Changing Your Approach
If his approach to food has changed, have Warren's workouts also changed?
"I've actually branched out and started to do some other types of training back home," he says. "We do what we call a 'run and gun.' We flip tires, we carry sandbags, we box—all kinds of stuff.
"I don't want to say it's a CrossFit type of workout, but it's a physical fitness type of workout. There's running incorporated into it."
Thinking about his busy life and career, Warren offers this advice to his younger peers: "I've seen so many of these guys and girls say, 'I can't work, I'm getting ready for a competition,' I've worked my entire life. Even when I was [the] number-two [-ranked bodybuilder] in the world, I still worked.
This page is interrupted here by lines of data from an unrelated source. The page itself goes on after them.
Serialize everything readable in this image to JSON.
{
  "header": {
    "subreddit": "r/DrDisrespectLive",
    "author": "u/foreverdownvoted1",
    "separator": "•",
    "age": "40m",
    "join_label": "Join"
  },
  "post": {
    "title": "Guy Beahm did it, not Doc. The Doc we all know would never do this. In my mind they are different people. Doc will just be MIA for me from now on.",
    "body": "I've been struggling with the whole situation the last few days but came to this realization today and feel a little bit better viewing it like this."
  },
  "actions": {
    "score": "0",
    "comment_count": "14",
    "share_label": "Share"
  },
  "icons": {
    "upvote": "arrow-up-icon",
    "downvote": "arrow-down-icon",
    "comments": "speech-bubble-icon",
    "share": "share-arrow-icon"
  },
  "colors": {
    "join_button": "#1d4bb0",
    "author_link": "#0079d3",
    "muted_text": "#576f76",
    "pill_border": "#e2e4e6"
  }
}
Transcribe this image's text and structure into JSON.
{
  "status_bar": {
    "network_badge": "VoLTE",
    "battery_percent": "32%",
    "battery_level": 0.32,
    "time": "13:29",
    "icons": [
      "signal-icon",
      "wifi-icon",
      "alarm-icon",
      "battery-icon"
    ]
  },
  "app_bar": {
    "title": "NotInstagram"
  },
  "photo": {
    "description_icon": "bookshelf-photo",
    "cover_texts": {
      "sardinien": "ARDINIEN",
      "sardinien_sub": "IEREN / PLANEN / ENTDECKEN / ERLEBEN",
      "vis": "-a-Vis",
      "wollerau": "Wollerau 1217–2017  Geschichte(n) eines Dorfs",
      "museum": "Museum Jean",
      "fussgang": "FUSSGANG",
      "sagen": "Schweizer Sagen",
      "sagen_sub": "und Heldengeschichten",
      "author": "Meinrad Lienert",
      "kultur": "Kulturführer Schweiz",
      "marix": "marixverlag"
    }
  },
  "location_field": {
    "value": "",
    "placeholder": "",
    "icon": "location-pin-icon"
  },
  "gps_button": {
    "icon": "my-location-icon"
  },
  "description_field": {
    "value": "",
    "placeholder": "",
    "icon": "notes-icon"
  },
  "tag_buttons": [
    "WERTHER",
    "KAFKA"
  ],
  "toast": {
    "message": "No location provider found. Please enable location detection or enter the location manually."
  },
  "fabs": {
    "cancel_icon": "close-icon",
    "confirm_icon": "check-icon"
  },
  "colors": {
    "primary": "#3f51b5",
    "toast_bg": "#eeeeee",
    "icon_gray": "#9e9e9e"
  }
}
I had a business, I worked—no matter how well I did—because I knew one day, this would be over.
"I was very blessed to have a very long career, but all it takes is one injury to end your career."
Train Because You Love It
Though his pro bodybuilding career is behind him, Warren still has sage advice for the iron athlete of today.
"There are a lot of opportunities out there, through social media, for fitness athletes," he acknowledges. "But even if you're a world-class athlete, you only have a finite amount of time to be on top.
"Be smart, train smart, don't injure yourself. There's no magic formula, no magic pills. Just hard work and dedication.
"If you get there, it's worth it. I had a 16-year pro career, and I had a blast. I had the time of my life. It was my dream, and I got to live my dream. So, it can be done. But it just takes time and you've got to be realistic.
"Do this because you love doing it. I never trained for fame or for money. I trained because I loved doing it."